Ma finora il rapporto con Sony è stato a dir poco eccellente, e soprattutto soddisfacente per entrambi: le vendite di Detroit: Become Human così come Heavy Rain e Beyond: Due Anime sono state ottime e per certi versi soddisfacenti, e soprattutto alla squadra transalpina è sempre stata garantita piena libertà creativa, che è risultata nel fatto che non abbia mai dovuto sviluppare un seguito, neppure di quell’Heavy Rain tanto apprezzato. Con queste premesse, perché fermarsi con Detroit? Inoltre, sarebbe un’invasione di campo senza precedenti se Microsoft si intromettesse in un idillio simile…

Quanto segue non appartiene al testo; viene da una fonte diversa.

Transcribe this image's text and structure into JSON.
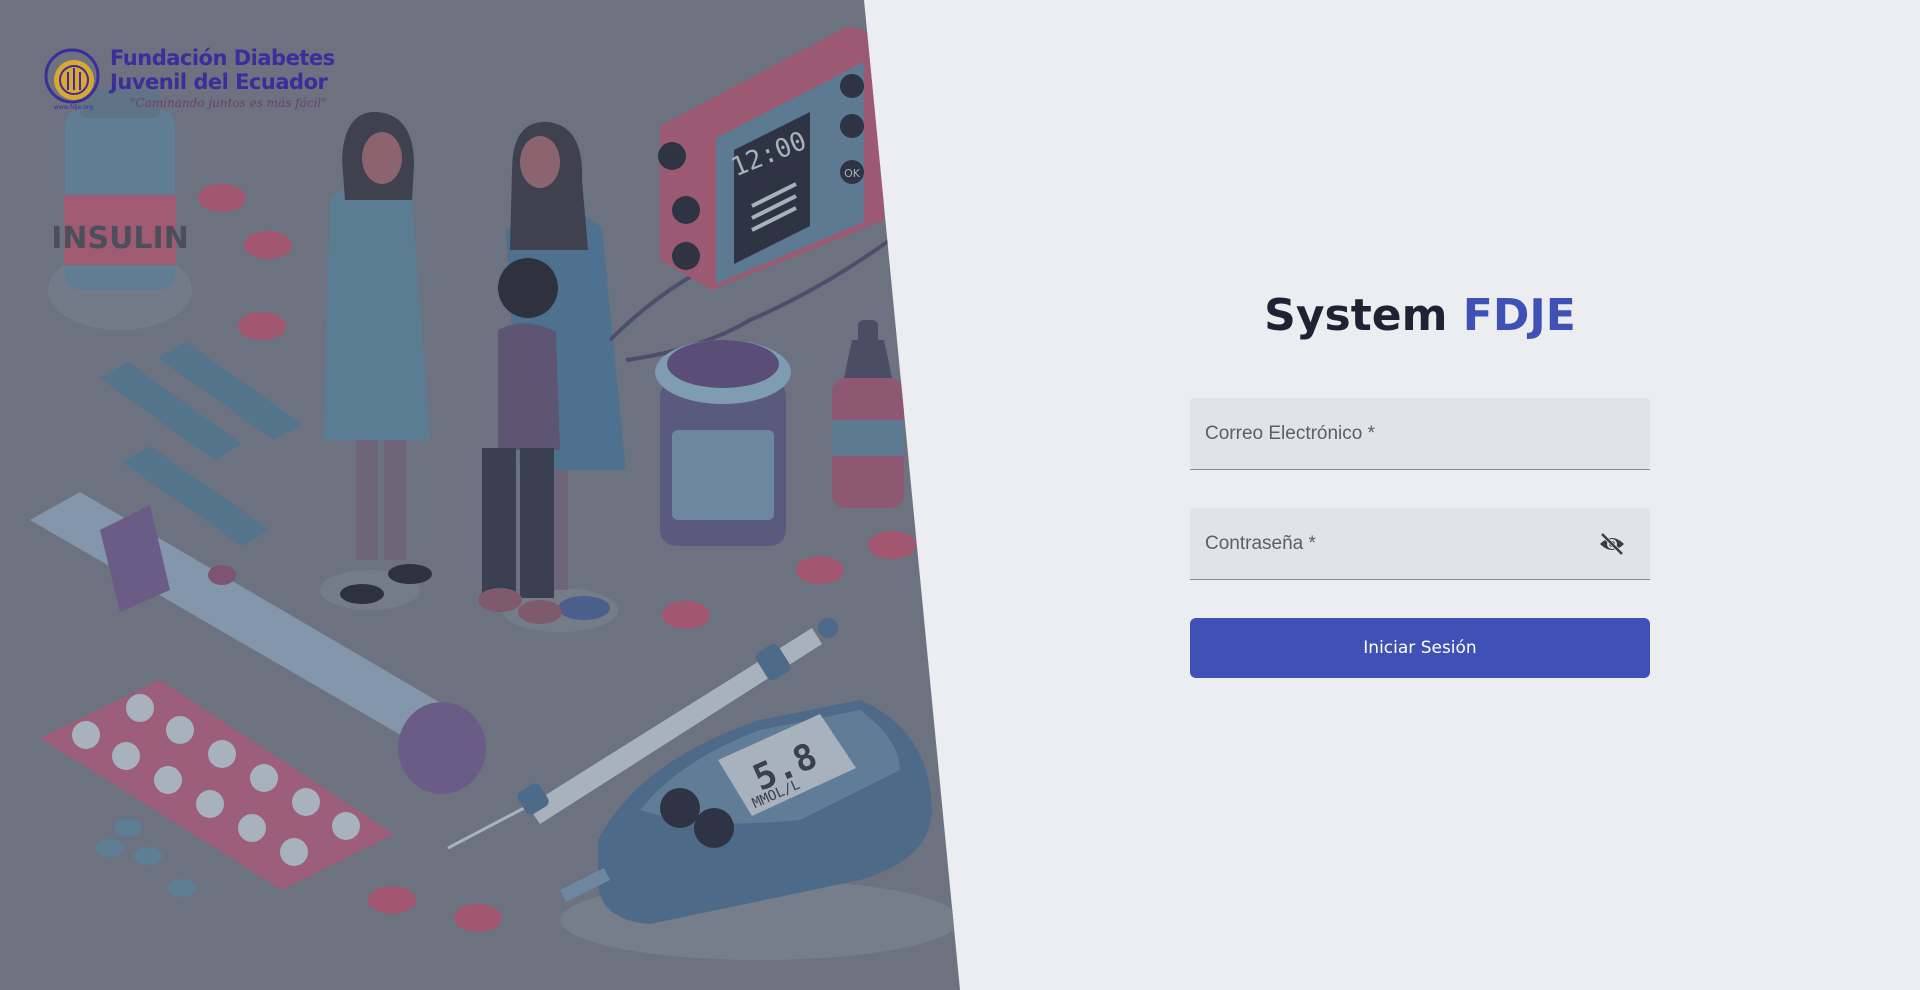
{
  "brand": {
    "name_line1": "Fundación Diabetes",
    "name_line2": "Juvenil del Ecuador",
    "slogan": "\"Caminando juntos es más fácil\"",
    "url": "www.fdje.org",
    "name_color": "#3b2d9a"
  },
  "illustration": {
    "insulin_label": "INSULIN",
    "pump_time": "12:00",
    "pump_ok": "OK",
    "meter_reading": "5.8",
    "meter_unit": "MMOL/L"
  },
  "login": {
    "title_plain": "System",
    "title_accent": "FDJE",
    "email_placeholder": "Correo Electrónico *",
    "password_placeholder": "Contraseña *",
    "password_toggle_icon": "eye-off-icon",
    "submit_label": "Iniciar Sesión"
  },
  "colors": {
    "accent": "#3f51b5",
    "background": "#ecedf1",
    "overlay": "#6c7280"
  }
}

Siamo dunque alla conclusione di una rapida analisi sulle potenzialità di un rumor, da prendere sempre in quanto tale, che ha come base la convinzione che Microsoft Studios continui a crescere nel 2019. Nei giorni scorsi la stessa fonte ha chiacchierato di interessamenti per Turtle Rock Studios (Left 4 Dead, Evolve) e IO Interactive (Hitman), e naturalmente una pista non esclude l’altra – così come potrebbe trattarsi di un’unica grossa allucinazione – visto che gli annunci massivi non sarebbero una novità per la compagnia di Xbox. Adesso siamo a 15, facciamo altri 5 per fare cifra tonda e poi cominciamo finalmente a parlare di giochi? Lo scopriremo, si spera, in tempo per l’E3 del prossimo giugno.